Zionism, like socialism, relegated improving women’s condition as a secondary interest to be achieved after nationhood. Unlike socialists who denounced the exploitation of women throughout history, Zionists praised the traditional feminine virtues, aware of the need to retain the support of both modern Jews like Chaim Weizmann and Max Nordau as well as the support of Orthodox Jews. Zionist women, like their socialist contemporaries, were not offered opportunities to lead their respective movements; rather, they agreed to achieve goals that placed the needs of women on hold until some future time.  

Vilmain describes the emergence of political Zionism from the Jewish emancipation movement of the nineteenth century beginning with the efforts of Isaac Markus Jost and Salo W. Baron to develop a national story for the Jewish people. In addition, organizations like the Alliance Israélite Universelle and an active Jewish press brought communities of Jews in trouble in distant places to the attention of western Jews. In 1897, Theodore Herzl, energized by meetings with Jewish students and journalists in Paris in the wake of the Dreyfus Affair, wrote The Jewish State, which advocated a diplomatic approach to achieving Zionism. Simultaneously, a group of Eastern European Jews not interested in emancipation and acceptance by western leaders advocated the immediate immigration of Jews to Palestine. These labor or practical Zionists advocated bodybuilding through physical exercise to develop pioneers for a life on the land. Neither group demonstrated interest in women’s role in the movement.

Some emancipated Jewish men advocated secular education for girls as a way to improve Jewish social conditions. But, by the end of the nineteenth century other Jewish leaders lamented the fact that Jewish women were in the forefront of assimilation. Vilmain, however, points out that some educated Jewish women responded to emancipation by writing prayer books for women and children; among them, Penina Moise, Grace Aguilar, and Fanny Neuda. By the end of the nineteenth century groups of Jewish women organized advocating equality within the Jewish community.

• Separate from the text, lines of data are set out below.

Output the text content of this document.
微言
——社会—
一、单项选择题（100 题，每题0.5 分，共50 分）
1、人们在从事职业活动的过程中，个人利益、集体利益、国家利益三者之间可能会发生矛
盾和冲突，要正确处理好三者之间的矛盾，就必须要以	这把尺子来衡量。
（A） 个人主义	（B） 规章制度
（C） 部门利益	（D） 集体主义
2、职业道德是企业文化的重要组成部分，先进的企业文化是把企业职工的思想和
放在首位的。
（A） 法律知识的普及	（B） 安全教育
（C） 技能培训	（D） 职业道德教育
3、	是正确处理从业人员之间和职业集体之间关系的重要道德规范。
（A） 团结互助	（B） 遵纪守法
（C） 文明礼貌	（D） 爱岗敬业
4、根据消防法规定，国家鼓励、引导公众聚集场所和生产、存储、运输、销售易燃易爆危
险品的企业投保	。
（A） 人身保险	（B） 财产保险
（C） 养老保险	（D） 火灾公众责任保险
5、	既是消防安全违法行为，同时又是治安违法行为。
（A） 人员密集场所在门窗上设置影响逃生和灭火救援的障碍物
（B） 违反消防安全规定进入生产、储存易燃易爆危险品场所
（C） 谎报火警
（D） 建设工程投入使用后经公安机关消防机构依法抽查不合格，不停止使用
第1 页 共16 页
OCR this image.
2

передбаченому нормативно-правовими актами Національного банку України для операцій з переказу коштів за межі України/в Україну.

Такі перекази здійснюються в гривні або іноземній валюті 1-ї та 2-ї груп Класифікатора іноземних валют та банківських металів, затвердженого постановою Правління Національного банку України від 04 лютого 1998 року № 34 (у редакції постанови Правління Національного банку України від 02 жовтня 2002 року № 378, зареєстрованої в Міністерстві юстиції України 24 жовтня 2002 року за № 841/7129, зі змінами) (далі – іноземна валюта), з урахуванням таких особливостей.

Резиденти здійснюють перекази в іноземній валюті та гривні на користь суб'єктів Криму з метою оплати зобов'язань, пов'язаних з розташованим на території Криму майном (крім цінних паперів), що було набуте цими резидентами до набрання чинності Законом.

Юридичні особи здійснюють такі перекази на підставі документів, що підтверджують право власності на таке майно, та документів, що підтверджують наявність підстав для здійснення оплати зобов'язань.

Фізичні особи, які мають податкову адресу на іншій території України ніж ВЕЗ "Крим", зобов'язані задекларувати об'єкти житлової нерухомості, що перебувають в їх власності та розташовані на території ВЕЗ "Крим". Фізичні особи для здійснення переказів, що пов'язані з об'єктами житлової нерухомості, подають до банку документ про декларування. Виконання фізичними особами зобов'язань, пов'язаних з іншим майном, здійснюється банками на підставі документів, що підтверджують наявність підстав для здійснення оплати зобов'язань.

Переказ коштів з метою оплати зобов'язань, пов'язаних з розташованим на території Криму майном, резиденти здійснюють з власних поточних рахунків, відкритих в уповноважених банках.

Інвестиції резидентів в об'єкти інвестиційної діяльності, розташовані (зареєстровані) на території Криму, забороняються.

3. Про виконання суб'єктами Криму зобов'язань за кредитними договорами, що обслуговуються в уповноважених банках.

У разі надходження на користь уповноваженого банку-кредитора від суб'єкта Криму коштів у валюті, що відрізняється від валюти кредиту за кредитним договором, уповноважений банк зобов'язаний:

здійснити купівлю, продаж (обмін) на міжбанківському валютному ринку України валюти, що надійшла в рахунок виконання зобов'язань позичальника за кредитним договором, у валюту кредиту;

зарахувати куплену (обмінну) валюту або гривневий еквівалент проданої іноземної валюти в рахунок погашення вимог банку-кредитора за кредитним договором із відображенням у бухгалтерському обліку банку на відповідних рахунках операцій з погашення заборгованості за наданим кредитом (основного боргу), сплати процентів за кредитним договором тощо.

This complex story arrived at an inflection point in 1898 at the Second Zionist Congress with the publication of “A Call to Jewish Women.” The message of this document: “It shall be incumbent on her to raise our children in the spirit of love for our religion and our people.” Thus, women like Myriam Schach, the author of this document, subsumed their independent identity to support the Zionist cause. Born in Lithuania, fluent in French and German in addition to Yiddish and Hebrew, a graduate of the College Sévigné in Paris, she lived in England for two years earning a living as a teacher. Schach returned to France where she was admitted to the École Normale Supérieure. She became a high school German teacher, and was naturalized as a French citizen in 1897. Despite a lifetime of agency, her message to women was to become mothers and to protect Jewish (patriarchal) tradition.

Vilmain recognizes that the support of Schach and other educated, middle class women was obscured by Zionist historiography that elevated the role of the woman pioneer. He shows that there was substantial interaction between the bourgeois women’s groups in Western Europe and the pioneering women in Palestine. The Organization of Jewish Women for the Advancement and Progress of Cultural Work in Palestine, opened in 1907, pressured Zionist authorities to provide supplementary funds for women pioneers struggling to survive. These women recognized the crucial role to be played by pioneer mothers and teachers who would instill stories of Jewish origins in their children to bolster the Zionist message. 

Vilmain observes that the lack of support among Zionist leaders for feminist ideals was carried over in the early years of the Jewish state. Despite its strong socialist positions in the area of family law (marriage, divorce, and custody of children), religious authorities maintained control. Vilmain’s history is an important addition to the historiography of political Zionism.